Portal berita Al-Ahed, Jumat (30/8/2019), mengutip pernyataan sumber keamanan Hizbullah bahwa koordinasi antara kelompok pejuang ini dan Angkatan Bersenjata Libanon dilakukan sejak terjadinya insiden tersebut.

“Gambarannya sudah jelas bagi kubu resistensi (Hizbullah), dan apa yang banyak beredar di media tidaklah akurat,” ungkap sumber itu terkait dengan peluncuran dua drone itu dari arah laut.

Baca: Drone Israel Masuk Lagi, Ditembak Tentara Libanon

Sebelumnya, Hizbullah mengumumkan bahwa dua drone Rezim Zionis itu membawa bahan peledak, dan satu di antaranya jatuh akibat kerusakan teknis, sedangkan yang lain meledak di dekat kantor media Hizbullah hingga menimbulkan kerugian materi di sana.

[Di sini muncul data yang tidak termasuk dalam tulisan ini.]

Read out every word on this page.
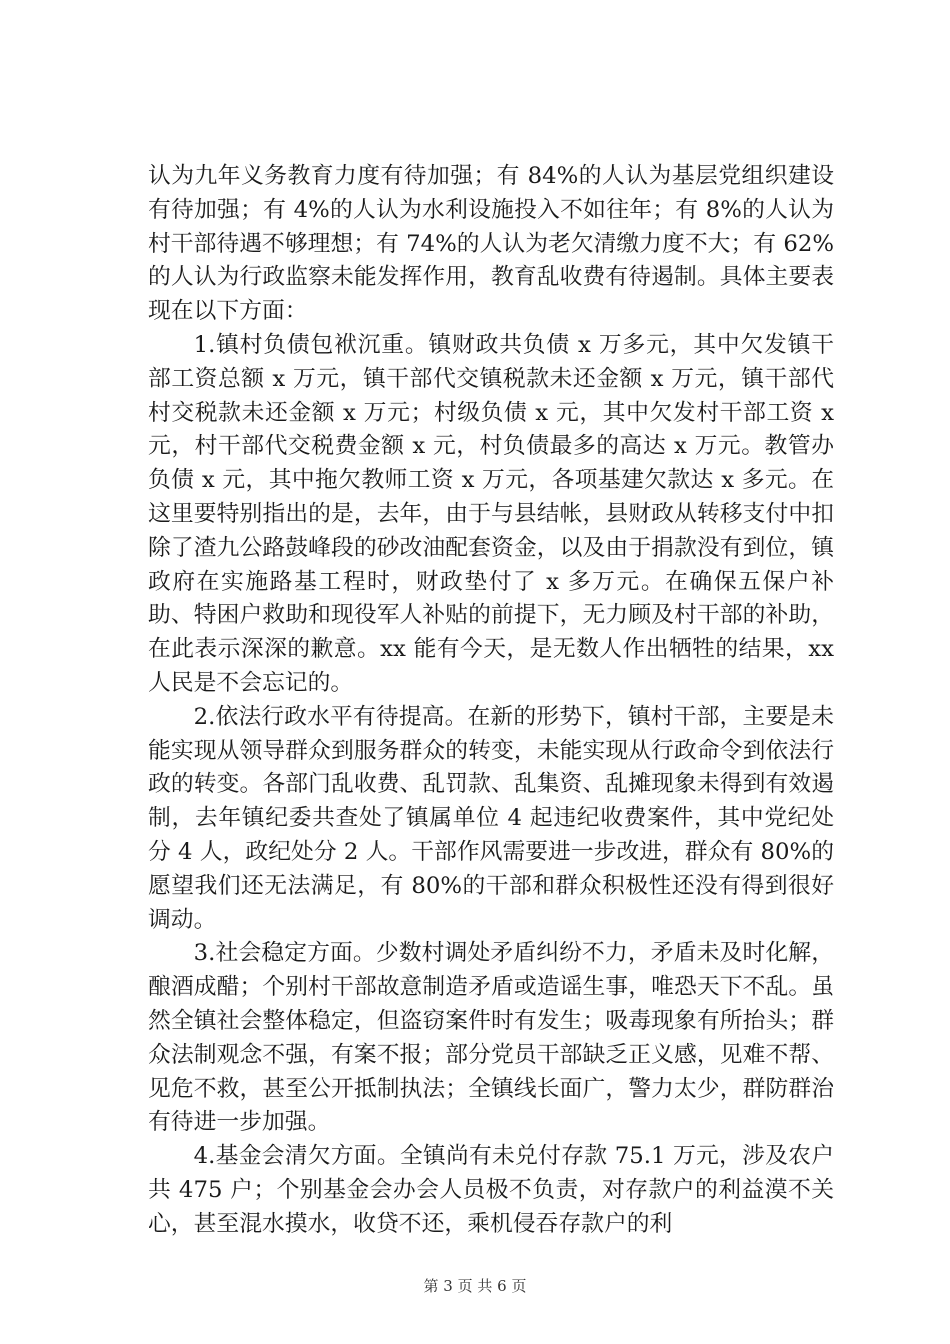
认为九年义务教育力度有待加强；有 84%的人认为基层党组织建设有待加强；有 4%的人认为水利设施投入不如往年；有 8%的人认为村干部待遇不够理想；有 74%的人认为老欠清缴力度不大；有 62%的人认为行政监察未能发挥作用，教育乱收费有待遏制。具体主要表现在以下方面：

1.镇村负债包袱沉重。镇财政共负债 x 万多元，其中欠发镇干部工资总额 x 万元，镇干部代交镇税款未还金额 x 万元，镇干部代村交税款未还金额 x 万元；村级负债 x 元，其中欠发村干部工资 x 元，村干部代交税费金额 x 元，村负债最多的高达 x 万元。教管办负债 x 元，其中拖欠教师工资 x 万元，各项基建欠款达 x 多元。在这里要特别指出的是，去年，由于与县结帐，县财政从转移支付中扣除了渣九公路鼓峰段的砂改油配套资金，以及由于捐款没有到位，镇政府在实施路基工程时，财政垫付了 x 多万元。在确保五保户补助、特困户救助和现役军人补贴的前提下，无力顾及村干部的补助，在此表示深深的歉意。xx 能有今天，是无数人作出牺牲的结果，xx 人民是不会忘记的。

2.依法行政水平有待提高。在新的形势下，镇村干部，主要是未能实现从领导群众到服务群众的转变，未能实现从行政命令到依法行政的转变。各部门乱收费、乱罚款、乱集资、乱摊现象未得到有效遏制，去年镇纪委共查处了镇属单位 4 起违纪收费案件，其中党纪处分 4 人，政纪处分 2 人。干部作风需要进一步改进，群众有 80%的愿望我们还无法满足，有 80%的干部和群众积极性还没有得到很好调动。

3.社会稳定方面。少数村调处矛盾纠纷不力，矛盾未及时化解，酿酒成醋；个别村干部故意制造矛盾或造谣生事，唯恐天下不乱。虽然全镇社会整体稳定，但盗窃案件时有发生；吸毒现象有所抬头；群众法制观念不强，有案不报；部分党员干部缺乏正义感，见难不帮、见危不救，甚至公开抵制执法；全镇线长面广，警力太少，群防群治有待进一步加强。

4.基金会清欠方面。全镇尚有未兑付存款 75.1 万元，涉及农户共 475 户；个别基金会办会人员极不负责，对存款户的利益漠不关心，甚至混水摸水，收贷不还，乘机侵吞存款户的利

第 3 页 共 6 页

Kantor berita Libanon, NNA, melaporkan bahwa tiga orang menderita luka ringan terkena serpihan drone yang meledak.

Baca: Hizbullah: Israel akan Mendapat Serangan Mengejutkan

Berbagai spekulasi berkembang terkait dengan sasaran drone itu. Rezim Zionis sendiri membisu terkait peristiwa itu, namun medianya menyebutkan serangan itu dilancarkan terhadap apa yang diklaim Israel sebagai proyek rudal berpresisi tinggi Hizbullah di bawah pengawasan Iran.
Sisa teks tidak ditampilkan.